Live album by Supertramp
- Released: 12 April 1999 Double CD version 27 April 1999 Single CD version
- Recorded: 19–20 September 1997
- Venue: Royal Albert Hall (London, UK)
- Genre: Progressive rock, pop rock, art rock
- Length: 130:08 Double CD version 75:22 Single CD version
- Label: EMI
- Producer: Rick Davies

Supertramp chronology
| Some Things Never Change (1997) | It Was The Best of Times (1999) | Is Everybody Listening? (2001) |

= It Was the Best of Times =

It Was the Best of Times is the third live album by the British rock band Supertramp, released in April 1999. The album title makes use of the opening line from A Tale of Two Cities by Charles Dickens.

== Overview ==
It Was the Best of Times was recorded in September 1997 at the Royal Albert Hall, London, England, UK during the "It's About Time" tour (set up in support of the Some Things Never Change studio album).

The band includes vocalist/guitarist/keyboardist Mark Hart performing songs originally sung by Roger Hodgson.

Supertramp are also augmented by additional players added for this album and tour which later would also take part in the recording of Slow Motion, the follow-up studio album released in 2002.

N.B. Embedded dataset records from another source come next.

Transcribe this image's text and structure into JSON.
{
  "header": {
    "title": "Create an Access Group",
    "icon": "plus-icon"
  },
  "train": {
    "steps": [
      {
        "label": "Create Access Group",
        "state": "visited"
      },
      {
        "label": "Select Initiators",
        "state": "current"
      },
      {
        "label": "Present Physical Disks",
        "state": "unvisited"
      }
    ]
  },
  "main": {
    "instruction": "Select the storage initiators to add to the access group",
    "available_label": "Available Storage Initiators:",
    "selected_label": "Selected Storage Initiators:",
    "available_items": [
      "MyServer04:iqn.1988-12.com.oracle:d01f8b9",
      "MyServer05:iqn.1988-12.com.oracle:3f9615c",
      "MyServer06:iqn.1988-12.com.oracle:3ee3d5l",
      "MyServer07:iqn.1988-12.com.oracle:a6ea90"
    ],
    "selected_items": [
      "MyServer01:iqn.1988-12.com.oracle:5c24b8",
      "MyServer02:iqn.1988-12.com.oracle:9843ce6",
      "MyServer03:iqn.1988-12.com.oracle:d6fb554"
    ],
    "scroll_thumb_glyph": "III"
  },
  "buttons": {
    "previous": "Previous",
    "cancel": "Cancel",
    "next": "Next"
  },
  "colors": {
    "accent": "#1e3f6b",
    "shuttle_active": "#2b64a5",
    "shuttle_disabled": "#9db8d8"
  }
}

The 2-CD version features the song "Don't You Lie to Me", a blues song that the band had performed on their 1988 tour and the only song not written by a current or former band member.

The single CD version was later re-released in 2006 under the name of Live, 1997.

==Reception==

Reviewing the double CD edition, AllMusic wrote that in comparison to the single CD version, "...this two-CD set packs on eight further selections from Supertramp's career to that point, still eschewing their first two LPs, without really adding anything to the portrait painted by the slimmer edition."

Professional ratings
Review scores
| Source | Rating |
| AllMusic | Star Half star |
| Encyclopedia of Popular Music | Star |

==Track listing==
All songs written by Rick Davies and Roger Hodgson, except where noted.

===2-CD version===

====Disc 1====
1. "It's a Hard World" – 9:17 (Rick Davies)
2. "You Win, I Lose" – 4:36 (Davies)
3. "Listen to Me Please" – 5:03 (Davies)
4. "Ain't Nobody But Me" – 6:14
5. "Sooner or Later" – 7:35 (Davies, Mark Hart)
6. "Free as a Bird" – 4:49 (Davies)
7. "Cannonball" – 7:52 (Davies)
8. "From Now On" – 8:05
9. "Breakfast in America" – 2:47
10. "Give Me a Chance" – 4:39 (Davies, Hart)
11. "Rudy" – 8:05

====Disc 2====
1. "Downstream" – 3:53
2. "Another Man's Woman" – 11:21
3. "Take the Long Way Home" – 5:10
4. "Bloody Well Right" – 6:58
5. "The Logical Song" – 4:04
6. "Goodbye Stranger" – 6:52
7. "School" – 6:27
8. "And the Light" (Davies) – 5:03
9. "Don't You Lie to Me (I Get Evil)" – 3:31 (Tampa Red)
10. "Crime of the Century" – 7:46

===1-CD version: Live, 1997===
1. "You Win, I Lose" – 4:44 (Davies)
2. "Listen to Me Please" – 5:03 (Davies)
3. "Sooner or Later" – 7:35 (Davies, Hart)
4. "Free as a Bird" – 4:49 (Davies)
5. "Cannonball" – 7:52 (Davies)
6. "From Now On" – 7:44
7. "Breakfast in America" – 2:47
8. "And the Light" – 5:03 (Davies)
9. "Take the Long Way Home" – 5:10
10. "Bloody Well Right" – 6:58
11. "The Logical Song" – 4:04
12. "Goodbye Stranger" – 7:24
13. "School" – 6:32

==Personnel==
- Rick Davies – vocals, keyboards, harmonica
- Mark Hart – vocals, keyboards, guitars
- Carl Verheyen – guitars
- Cliff Hugo – bass
- John Helliwell – saxophone, woodwind
- Lee Thornburg – trumpet, trombone
- Bob Siebenberg – drums
- Jesse Siebenberg – percussion

==Charts==

| Chart (1999) | Peak position |
|---|---|
| Austrian Albums (Ö3 Austria) | 42 |
| Belgian Albums (Ultratop Wallonia) | 10 |
| Dutch Albums (Album Top 100) | 21 |
| French Albums (SNEP) | 3 |
| German Albums (Offizielle Top 100) | 29 |
| Norwegian Albums (VG-lista) | 19 |
| Swiss Albums (Schweizer Hitparade) | 12 |
| UK Albums (OCC) | 91 |

==Certifications==

| Region | Certification | Certified units/sales |
| France (SNEP) | Gold | 100,000^{*} |
^{*} Sales figures based on certification alone.